Wednesday, January 28, 2015

In search of the mountain ukulele

This page has been updated many times since 2015, when the announcement of a Blacksburg and New River Valley ukulele get together inspired me to look into the past of ukulele playing in the region's oldtime music communities... My goal was to tell uke players that they didn't need to look for uke-only events, that they would not necessarily be met with scorn and derision at mixed jam sessions in the area, if they were willing to listen, learn some traditional old time string band tunes -- and keep within the style.
As I eventually learned, while they took a minor supporting role, ukes appeared to have been infiltrating old time music recordings in a small way even before John Hopkins' started strumming his triplets on a banjo ukulele loud and clear in the original "Hill Billies," 1926:


Blue Ridge Mountain Blues - The Hill Billies 1926!
Background from...
https://web.archive.org/web/20151005202634/http://www.oldtimemusic.com/FHOFBowman.html
"Al Hopkins ... was the leader of his own band called the Hill Billies (also known as the Buckle Busters). The band members consisted of Al Hopkins (piano), John Hopkins (ukulele), Joe Hopkins (guitar), John Rector (banjo), and Tony Alderman (fiddle).
"The Hill Billies had been discovered by Ralph Peer a year earlier and had made some records for Okeh (a forerunner of Columbia). When Ralph Peer asked Al Hopkins the name of his band, Al responded “We ain’t nothing but a bunch of hillbillies from North Carolina and Virginia. You can just call us anything.” Mr. Peer appropriately named them the “Hill Billies”.
http://jopiepopie.blogspot.com/2013/06/blue-ridge-mountain-blues-1924.html
More Hillbillies and Buckle Busters tunes...

(I could be wrong. You have to listen hard to be sure the uke is there, especially if the 5-string is playing rhythm on high notes)
Other Oldtime uke players...
Ada Powers (notice her central position, with uke,  in this great old fiddlers convention photo)
The Four Virginians (with a uke-tuned 10-string tiple)
Price Goodson of Da Costa Woltz's Southern Broadcasters was only 12, according to the notes at YouTube, when he accompanied himself on uke and harmonica on Be Kind to a Man When He is Down in 1927, and provided uke rhythms behind the two banjos and fiddle on other songs. I'm keeping my eye open for the 1998 CD compilation of their recordings.


Contemporary Neo-Oldtime Power Uke
I first heard the banjo ukulele played with a  fiddle and 5-string banjo in the late 1970s or early 1980s by a more contemporary band, the Horse Flies from Ithaca, N.Y. 
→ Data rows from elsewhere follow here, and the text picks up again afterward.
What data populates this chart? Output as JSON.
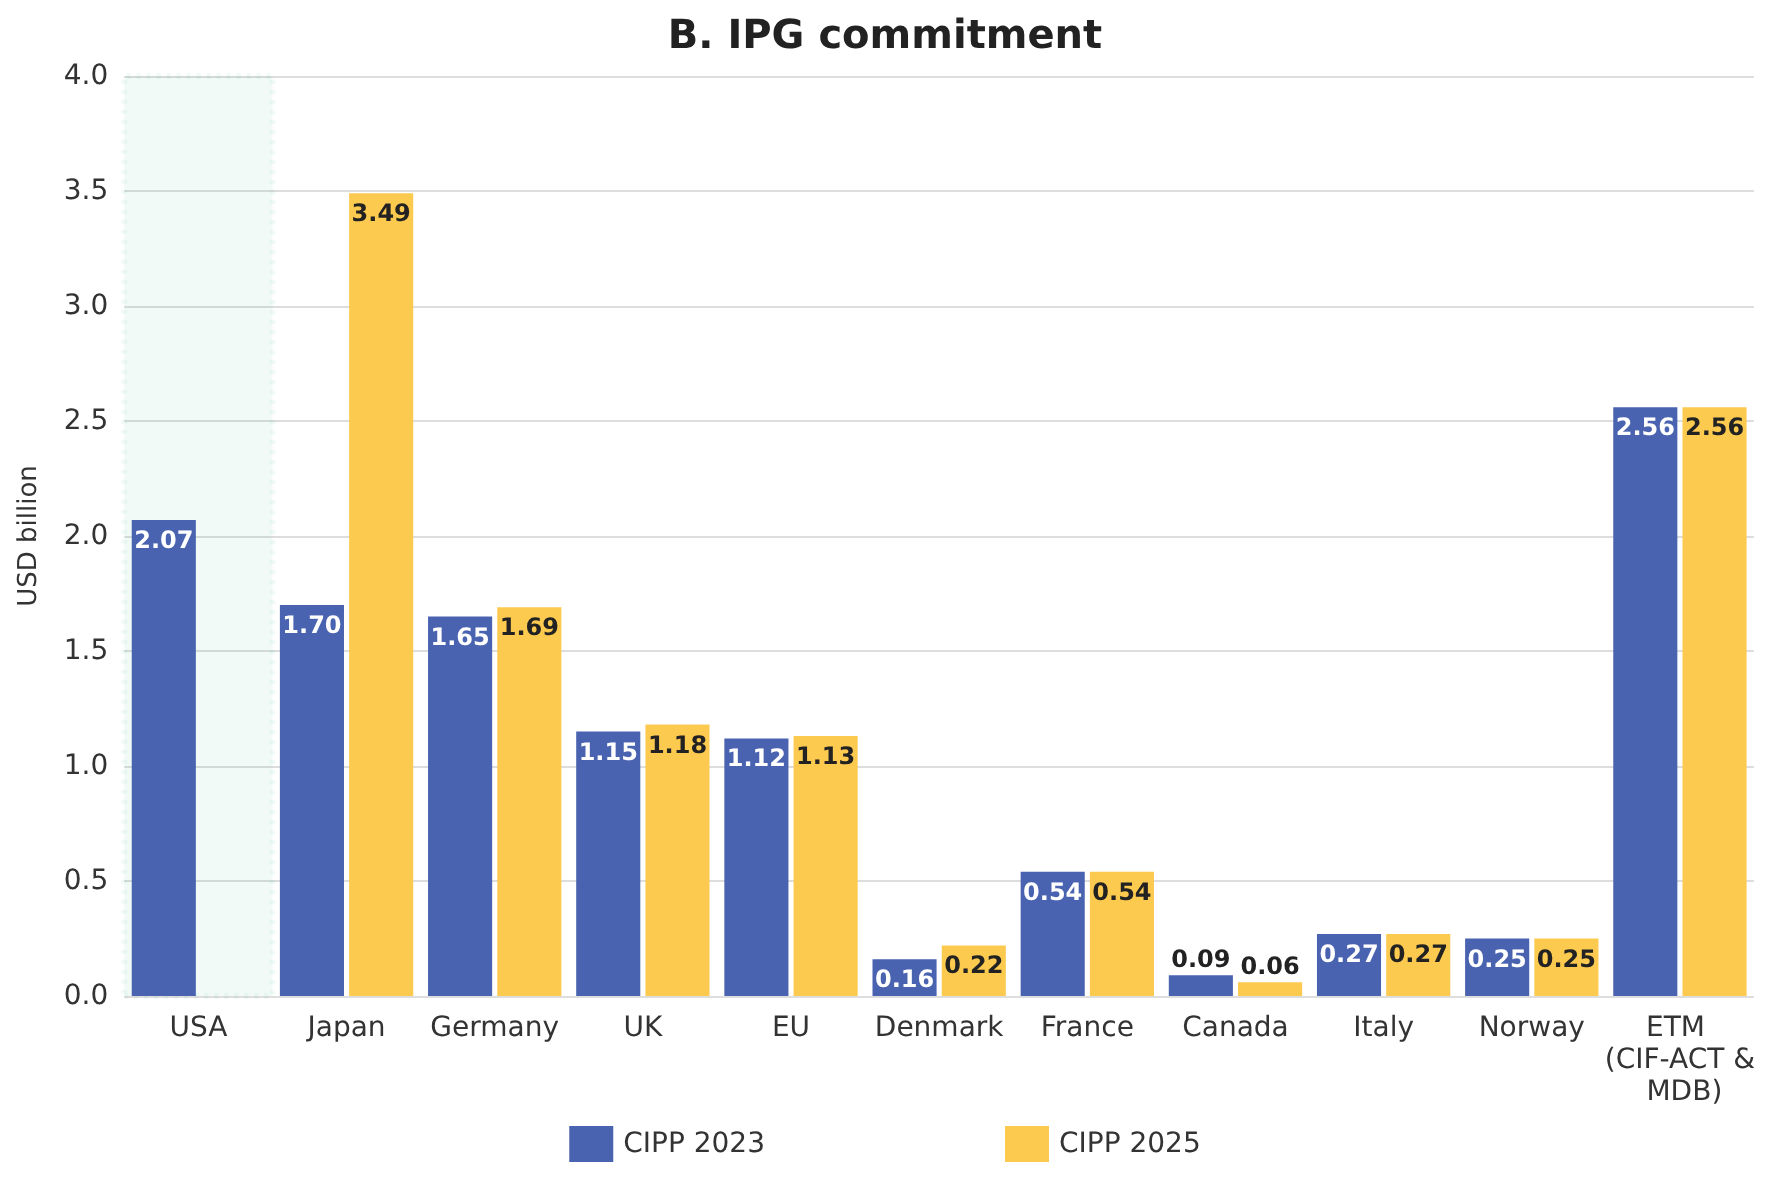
{
  "chart_data": {
    "type": "bar",
    "title": "B. IPG commitment",
    "ylabel": "USD billion",
    "categories": [
      "USA",
      "Japan",
      "Germany",
      "UK",
      "EU",
      "Denmark",
      "France",
      "Canada",
      "Italy",
      "Norway",
      "ETM (CIF-ACT & MDB)"
    ],
    "series": [
      {
        "name": "CIPP 2023",
        "color": "#4a63b0",
        "values": [
          2.07,
          1.7,
          1.65,
          1.15,
          1.12,
          0.16,
          0.54,
          0.09,
          0.27,
          0.25,
          2.56
        ],
        "value_labels": [
          "2.07",
          "1.70",
          "1.65",
          "1.15",
          "1.12",
          "0.16",
          "0.54",
          "0.09",
          "0.27",
          "0.25",
          "2.56"
        ]
      },
      {
        "name": "CIPP 2025",
        "color": "#fdca50",
        "values": [
          null,
          3.49,
          1.69,
          1.18,
          1.13,
          0.22,
          0.54,
          0.06,
          0.27,
          0.25,
          2.56
        ],
        "value_labels": [
          null,
          "3.49",
          "1.69",
          "1.18",
          "1.13",
          "0.22",
          "0.54",
          "0.06",
          "0.27",
          "0.25",
          "2.56"
        ]
      }
    ],
    "ylim": [
      0,
      4.0
    ],
    "yticks": [
      {
        "value": 0,
        "label": "0.0"
      },
      {
        "value": 0.5,
        "label": "0.5"
      },
      {
        "value": 1,
        "label": "1.0"
      },
      {
        "value": 1.5,
        "label": "1.5"
      },
      {
        "value": 2,
        "label": "2.0"
      },
      {
        "value": 2.5,
        "label": "2.5"
      },
      {
        "value": 3,
        "label": "3.0"
      },
      {
        "value": 3.5,
        "label": "3.5"
      },
      {
        "value": 4,
        "label": "4.0"
      }
    ],
    "grid": "y",
    "legend": "bottom",
    "bands": [
      {
        "axis": "x",
        "from": "USA",
        "to": "USA",
        "color": "#1aa87a"
      }
    ]
  }
}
Alternating between guitar and banjo uke, depending on the tune, Jeff Claus provided a rock-solid rhythm for the band. I have seen an interview with him somewhere referring to the instrument as "a drum on a stick."
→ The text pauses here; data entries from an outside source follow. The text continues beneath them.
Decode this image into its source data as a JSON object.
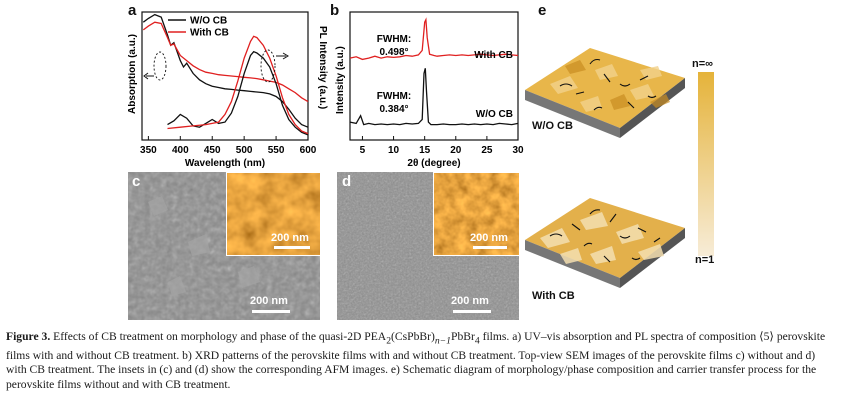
{
  "panels": {
    "a": {
      "letter": "a",
      "legend": [
        "W/O CB",
        "With CB"
      ],
      "xlabel": "Wavelength (nm)",
      "ylabel_left": "Absorption (a.u.)",
      "ylabel_right": "PL Intensity (a.u.)",
      "xticks": [
        "350",
        "400",
        "450",
        "500",
        "550",
        "600"
      ]
    },
    "b": {
      "letter": "b",
      "xlabel": "2θ (degree)",
      "ylabel": "Intensity (a.u.)",
      "xticks": [
        "5",
        "10",
        "15",
        "20",
        "25",
        "30"
      ],
      "fwhm_top_label": "FWHM:",
      "fwhm_top_value": "0.498°",
      "fwhm_bottom_label": "FWHM:",
      "fwhm_bottom_value": "0.384°",
      "series_top": "With CB",
      "series_bottom": "W/O CB"
    },
    "c": {
      "letter": "c",
      "inset_scale": "200 nm",
      "scale": "200 nm"
    },
    "d": {
      "letter": "d",
      "inset_scale": "200 nm",
      "scale": "200 nm"
    },
    "e": {
      "letter": "e",
      "top_label": "W/O CB",
      "bottom_label": "With CB",
      "bar_top": "n=∞",
      "bar_bottom": "n=1"
    }
  },
  "caption": {
    "figure_label": "Figure 3.",
    "title_pre": "Effects of CB treatment on morphology and phase of the quasi-2D PEA",
    "title_sub1": "2",
    "title_mid": "(CsPbBr)",
    "title_sub2": "n−1",
    "title_mid2": "PbBr",
    "title_sub3": "4",
    "title_post": " films.",
    "body": "a) UV–vis absorption and PL spectra of composition ⟨5⟩ perovskite films with and without CB treatment. b) XRD patterns of the perovskite films with and without CB treatment. Top-view SEM images of the perovskite films c) without and d) with CB treatment. The insets in (c) and (d) show the corresponding AFM images. e) Schematic diagram of morphology/phase composition and carrier transfer process for the perovskite films without and with CB treatment."
  },
  "chart_data": [
    {
      "type": "line",
      "panel": "a",
      "xlabel": "Wavelength (nm)",
      "ylabel": "Absorption (a.u.)",
      "y2label": "PL Intensity (a.u.)",
      "xlim": [
        340,
        600
      ],
      "series": [
        {
          "name": "W/O CB",
          "kind": "absorption",
          "color": "#111111",
          "x": [
            342,
            350,
            360,
            370,
            380,
            385,
            390,
            400,
            405,
            410,
            420,
            430,
            440,
            450,
            460,
            470,
            480,
            490,
            500,
            510,
            520,
            530,
            540,
            550,
            560,
            570,
            580,
            590,
            600
          ],
          "y": [
            0.92,
            0.95,
            0.98,
            0.96,
            0.82,
            0.74,
            0.76,
            0.62,
            0.57,
            0.6,
            0.52,
            0.47,
            0.44,
            0.42,
            0.41,
            0.4,
            0.395,
            0.39,
            0.385,
            0.38,
            0.375,
            0.37,
            0.36,
            0.34,
            0.3,
            0.24,
            0.17,
            0.12,
            0.1
          ]
        },
        {
          "name": "With CB",
          "kind": "absorption",
          "color": "#e02020",
          "x": [
            342,
            350,
            360,
            370,
            380,
            385,
            390,
            400,
            410,
            420,
            430,
            440,
            450,
            460,
            470,
            480,
            490,
            500,
            510,
            520,
            530,
            540,
            550,
            560,
            570,
            580,
            590,
            600
          ],
          "y": [
            0.86,
            0.89,
            0.92,
            0.91,
            0.8,
            0.74,
            0.75,
            0.66,
            0.62,
            0.58,
            0.55,
            0.53,
            0.52,
            0.51,
            0.505,
            0.5,
            0.495,
            0.49,
            0.485,
            0.48,
            0.47,
            0.46,
            0.45,
            0.43,
            0.4,
            0.37,
            0.33,
            0.3
          ]
        },
        {
          "name": "W/O CB",
          "kind": "PL",
          "color": "#111111",
          "x": [
            380,
            390,
            400,
            410,
            420,
            430,
            440,
            450,
            460,
            470,
            480,
            490,
            500,
            510,
            515,
            520,
            530,
            540,
            550,
            560,
            570,
            580,
            590,
            600
          ],
          "y": [
            0.12,
            0.15,
            0.2,
            0.17,
            0.11,
            0.1,
            0.13,
            0.16,
            0.13,
            0.14,
            0.21,
            0.34,
            0.52,
            0.66,
            0.69,
            0.68,
            0.64,
            0.57,
            0.44,
            0.27,
            0.16,
            0.1,
            0.06,
            0.04
          ]
        },
        {
          "name": "With CB",
          "kind": "PL",
          "color": "#e02020",
          "x": [
            380,
            400,
            420,
            440,
            460,
            470,
            480,
            490,
            500,
            510,
            515,
            520,
            530,
            540,
            550,
            560,
            570,
            580,
            590,
            600
          ],
          "y": [
            0.09,
            0.1,
            0.11,
            0.12,
            0.14,
            0.2,
            0.3,
            0.46,
            0.64,
            0.77,
            0.81,
            0.8,
            0.74,
            0.64,
            0.5,
            0.33,
            0.2,
            0.12,
            0.07,
            0.05
          ]
        }
      ]
    },
    {
      "type": "line",
      "panel": "b",
      "xlabel": "2θ (degree)",
      "ylabel": "Intensity (a.u.)",
      "xlim": [
        3,
        30
      ],
      "series": [
        {
          "name": "With CB",
          "color": "#e02020",
          "x": [
            3,
            4,
            5,
            6,
            7,
            8,
            9,
            10,
            11,
            12,
            13,
            14,
            14.6,
            15.0,
            15.2,
            15.4,
            15.8,
            16.5,
            17,
            18,
            19,
            20,
            21,
            22,
            23,
            24,
            25,
            26,
            27,
            28,
            29,
            30
          ],
          "y": [
            0.64,
            0.65,
            0.63,
            0.64,
            0.655,
            0.64,
            0.65,
            0.645,
            0.65,
            0.66,
            0.655,
            0.665,
            0.7,
            0.92,
            0.94,
            0.8,
            0.67,
            0.66,
            0.655,
            0.66,
            0.665,
            0.66,
            0.665,
            0.66,
            0.665,
            0.67,
            0.665,
            0.66,
            0.665,
            0.67,
            0.665,
            0.66
          ]
        },
        {
          "name": "W/O CB",
          "color": "#111111",
          "x": [
            3,
            4,
            4.7,
            5.2,
            6,
            7,
            8,
            9,
            10,
            11,
            12,
            13,
            14,
            14.6,
            14.9,
            15.1,
            15.3,
            15.6,
            16,
            17,
            18,
            19,
            20,
            21,
            22,
            23,
            24,
            25,
            26,
            27,
            28,
            29,
            30
          ],
          "y": [
            0.14,
            0.13,
            0.19,
            0.12,
            0.13,
            0.12,
            0.125,
            0.12,
            0.125,
            0.12,
            0.13,
            0.125,
            0.13,
            0.16,
            0.52,
            0.56,
            0.38,
            0.14,
            0.12,
            0.12,
            0.125,
            0.12,
            0.12,
            0.125,
            0.12,
            0.125,
            0.12,
            0.125,
            0.12,
            0.13,
            0.125,
            0.12,
            0.13
          ]
        }
      ]
    }
  ]
}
Another contemporary player, John Kelley, headed his web essay and instructional page about the instrument, "Banjo Uke -- the Tommy Gun of old time music!"


However, not all old time Fiddlers will appreciate having a Tommy Gun in their local jam session. It is best to ask, or be very sensitive to icy stares!

My Firefly & Clawhammer Banjo-uke

First flights with Firefly banjo-uke

Update, August 2021:

This picture turned up in an oldtime radio discussion forum... I had no idea George Gobel started out as an adolescent radio-barn-dance ukulele player during his "Georgie" days! By the 1950s when I first saw him, he was much better known as Ernie Ford's "little bitty buddy" strumming orchestral jazz chords on an oversize Gibson Super 400 guitar along with the jokes and songs on TV.

That big Gibson was almost part of the joke itself, looking out of proportion strapped around the diminutive crewcut Goble. Result: Gibson even named a custom smaller, slimmer jazz guitar after him. (I haven't seen any archival clips showing him going back to the ukulele, but wouldn't be surprised if that didn't turn up in one of Gobel and Ford's TV comedy skits.)

But that's not all... Continued research (OK, a five-minute browse with Google) led to this fascinating claim about the ukulele as a way to dodge musicians' union dues:

"He was one of the favorites, as well as the youngest performer at the time on WLS' National Barn Dance, a homegrown program which was hugely popular from its inception in 1924 and enduring for over 50 years. George's era started with his debut in 1933. George played the ukulele, which was not a union instrument, thereby avoiding paying union dues."
(Or maybe that was just a punchline in George's transition from mostly-musician to mostly-comedian?